Two of Pereira’s friends recently had a messy breakup. She sided with one of them after learning the other turned to ChatGPT, a infamously awful therapy substitute, not their partner, when they wanted to talk about their feelings. “It’s like they refused to endure any uncomfortable human feelings,” she said. “They just wanted to deal with something and move on, which is not how things work.”

Eventually, I found not manage it on my own. I had grown too dependent on AI for even basic tasks.

Richard Barnes, who is 31 and is a marine biologist and restaurant server in Hawaii, is similarly skeptical. “I am not sure if I would think differently about someone who uses ChatGPT, but I would be like, ‘come on,’” he said. “You shouldn’t have to rely on it to make a grocery list. Your life is probably not that hard. We can make the list together.”

Celebrity and Tech Resistance.

Guillermo del Toro’s declaration that he’d “choose death” over using AI received significant attention. Similarly, SZA’s Instagram stories rant against the tech warning about “environmental racism” and showing fear over users who are “codependent on a machine”. Ditto still for when Simu Liu, Alison Roman, Céline Dion, Emily Blunt, and others issued statements that are critical of AI in their various industries.
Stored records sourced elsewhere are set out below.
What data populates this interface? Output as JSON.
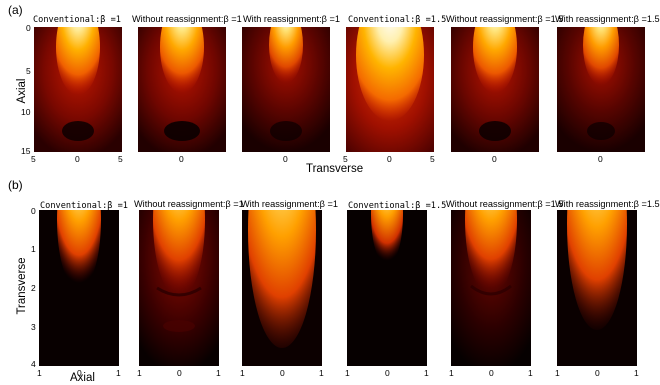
{
  "panel_labels": {
    "a": "(a)",
    "b": "(b)"
  },
  "row_a": {
    "titles": [
      "Conventional:β =1",
      "Without reassignment:β =1",
      "With reassignment:β =1",
      "Conventional:β =1.5",
      "Without reassignment:β =1.5",
      "With reassignment:β =1.5"
    ],
    "y_axis_label": "Axial",
    "x_axis_label": "Transverse",
    "y_ticks": [
      "0",
      "5",
      "10",
      "15"
    ],
    "x_ticks": [
      "5",
      "0",
      "5"
    ]
  },
  "row_b": {
    "titles": [
      "Conventional:β =1",
      "Without reassignment:β =1",
      "With reassignment:β =1",
      "Conventional:β =1.5",
      "Without reassignment:β =1.5",
      "With reassignment:β =1.5"
    ],
    "y_axis_label": "Transverse",
    "x_axis_label": "Axial",
    "y_ticks": [
      "0",
      "1",
      "2",
      "3",
      "4"
    ],
    "x_ticks": [
      "1",
      "0",
      "1"
    ]
  },
  "colormap": [
    "#000000",
    "#3a0000",
    "#8a0a00",
    "#d22a00",
    "#f56a00",
    "#ffb000",
    "#ffe680",
    "#ffffff"
  ]
}
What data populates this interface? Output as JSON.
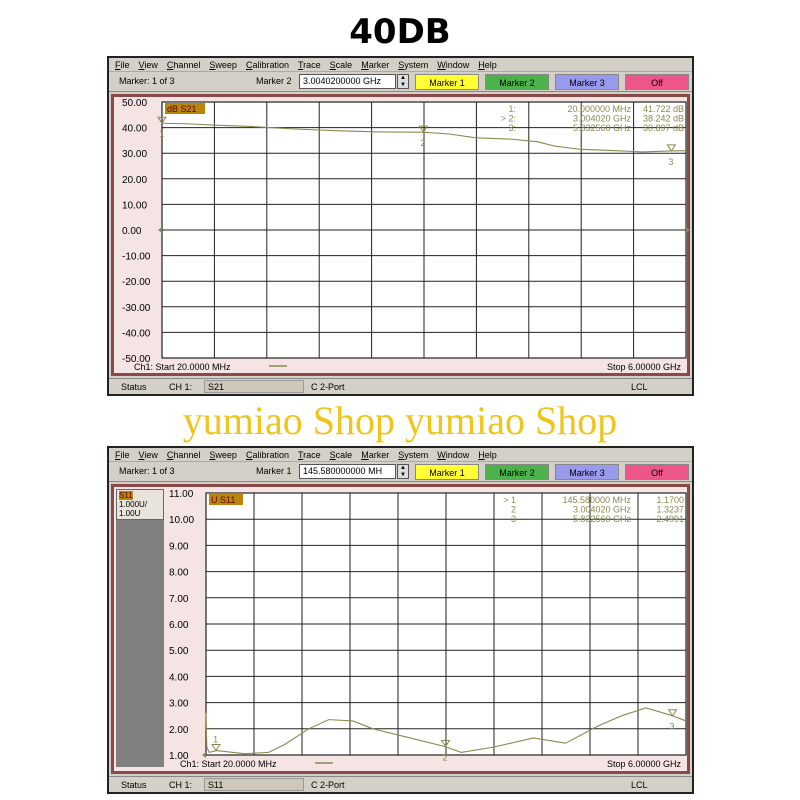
{
  "title": "40DB",
  "watermark": "yumiao Shop yumiao Shop",
  "menu": [
    "File",
    "View",
    "Channel",
    "Sweep",
    "Calibration",
    "Trace",
    "Scale",
    "Marker",
    "System",
    "Window",
    "Help"
  ],
  "buttons": {
    "m1": "Marker 1",
    "m2": "Marker 2",
    "m3": "Marker 3",
    "off": "Off"
  },
  "colors": {
    "m1": "#ffff33",
    "m2": "#4cb34c",
    "m3": "#9999ee",
    "off": "#ee5588",
    "trace": "#8a8a50",
    "marker_text": "#8a8a50"
  },
  "window1": {
    "marker_count": "Marker: 1 of 3",
    "marker_label": "Marker 2",
    "marker_value": "3.0040200000 GHz",
    "trace_label": "dB S21",
    "start": "Ch1: Start  20.0000 MHz",
    "stop": "Stop  6.00000 GHz",
    "markers": [
      {
        "id": "1:",
        "freq": "20.000000 MHz",
        "val": "41.722 dB"
      },
      {
        "id": "> 2:",
        "freq": "3.004020 GHz",
        "val": "38.242 dB"
      },
      {
        "id": "3:",
        "freq": "5.832560 GHz",
        "val": "30.897 dB"
      }
    ],
    "status": {
      "status": "Status",
      "ch": "CH 1:",
      "param": "S21",
      "port": "C  2-Port",
      "lcl": "LCL"
    }
  },
  "window2": {
    "marker_count": "Marker: 1 of 3",
    "marker_label": "Marker 1",
    "marker_value": "145.580000000 MH",
    "trace_label": "U S11",
    "side": [
      "S11",
      "1.000U/",
      "1.00U"
    ],
    "start": "Ch1: Start  20.0000 MHz",
    "stop": "Stop  6.00000 GHz",
    "markers": [
      {
        "id": "> 1",
        "freq": "145.580000 MHz",
        "val": "1.1700"
      },
      {
        "id": "2",
        "freq": "3.004020 GHz",
        "val": "1.3237"
      },
      {
        "id": "3",
        "freq": "5.832560 GHz",
        "val": "2.4991"
      }
    ],
    "status": {
      "status": "Status",
      "ch": "CH 1:",
      "param": "S11",
      "port": "C  2-Port",
      "lcl": "LCL"
    }
  },
  "chart_data": [
    {
      "type": "line",
      "trace": "dB S21",
      "xunit": "GHz",
      "xlim": [
        0.02,
        6.0
      ],
      "ylim": [
        -50,
        50
      ],
      "grid": true,
      "yticks": [
        "50.00",
        "40.00",
        "30.00",
        "20.00",
        "10.00",
        "0.00",
        "-10.00",
        "-20.00",
        "-30.00",
        "-40.00",
        "-50.00"
      ],
      "x": [
        0.02,
        0.3,
        0.6,
        1.0,
        1.5,
        2.0,
        2.5,
        3.0,
        3.3,
        3.6,
        4.0,
        4.3,
        4.5,
        4.8,
        5.2,
        5.5,
        5.83,
        6.0
      ],
      "y": [
        41.7,
        41.5,
        41.0,
        40.5,
        39.5,
        38.8,
        38.3,
        38.2,
        37.5,
        36.0,
        35.5,
        34.5,
        32.8,
        31.5,
        31.0,
        30.5,
        30.9,
        31.0
      ],
      "markers": [
        {
          "n": "1",
          "x": 0.02,
          "y": 41.722
        },
        {
          "n": "2",
          "x": 3.00402,
          "y": 38.242
        },
        {
          "n": "3",
          "x": 5.83256,
          "y": 30.897
        }
      ]
    },
    {
      "type": "line",
      "trace": "U S11",
      "xunit": "GHz",
      "xlim": [
        0.02,
        6.0
      ],
      "ylim": [
        1,
        11
      ],
      "grid": true,
      "yticks": [
        "11.00",
        "10.00",
        "9.00",
        "8.00",
        "7.00",
        "6.00",
        "5.00",
        "4.00",
        "3.00",
        "2.00",
        "1.00"
      ],
      "x": [
        0.02,
        0.03,
        0.06,
        0.15,
        0.5,
        0.8,
        1.0,
        1.3,
        1.55,
        1.85,
        2.1,
        2.5,
        3.0,
        3.2,
        3.6,
        4.1,
        4.5,
        4.9,
        5.2,
        5.5,
        5.83,
        6.0
      ],
      "y": [
        2.6,
        1.3,
        1.1,
        1.17,
        1.05,
        1.1,
        1.4,
        2.0,
        2.35,
        2.3,
        2.0,
        1.7,
        1.32,
        1.1,
        1.3,
        1.65,
        1.45,
        2.1,
        2.5,
        2.8,
        2.5,
        2.3
      ],
      "markers": [
        {
          "n": "1",
          "x": 0.14558,
          "y": 1.17
        },
        {
          "n": "2",
          "x": 3.00402,
          "y": 1.3237
        },
        {
          "n": "3",
          "x": 5.83256,
          "y": 2.4991
        }
      ]
    }
  ]
}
I think these quotes go viral for a reason: people agree with them.

Even, to an degree, the people who power the tech industry. Last month, Pinterest introduced a filter that lets users disable AI content. Meta lets users mute, but not entirely remove, similar content on Instagram. Reports indicated that “cursor resistance” is on the rise, as some Silicon Valley professionals refuse to use AI to write their code.

{Luciano Noijeen, a lead software engineer working in Greece and the Netherlands, told me that he eagerly used AI in the past to write or enhance his coding.|According to Luciano Noijeen, a {lead|

Susan Sullivan
Susan Sullivan

A seasoned casino analyst with over a decade of experience in reviewing online slots and providing expert gambling insights.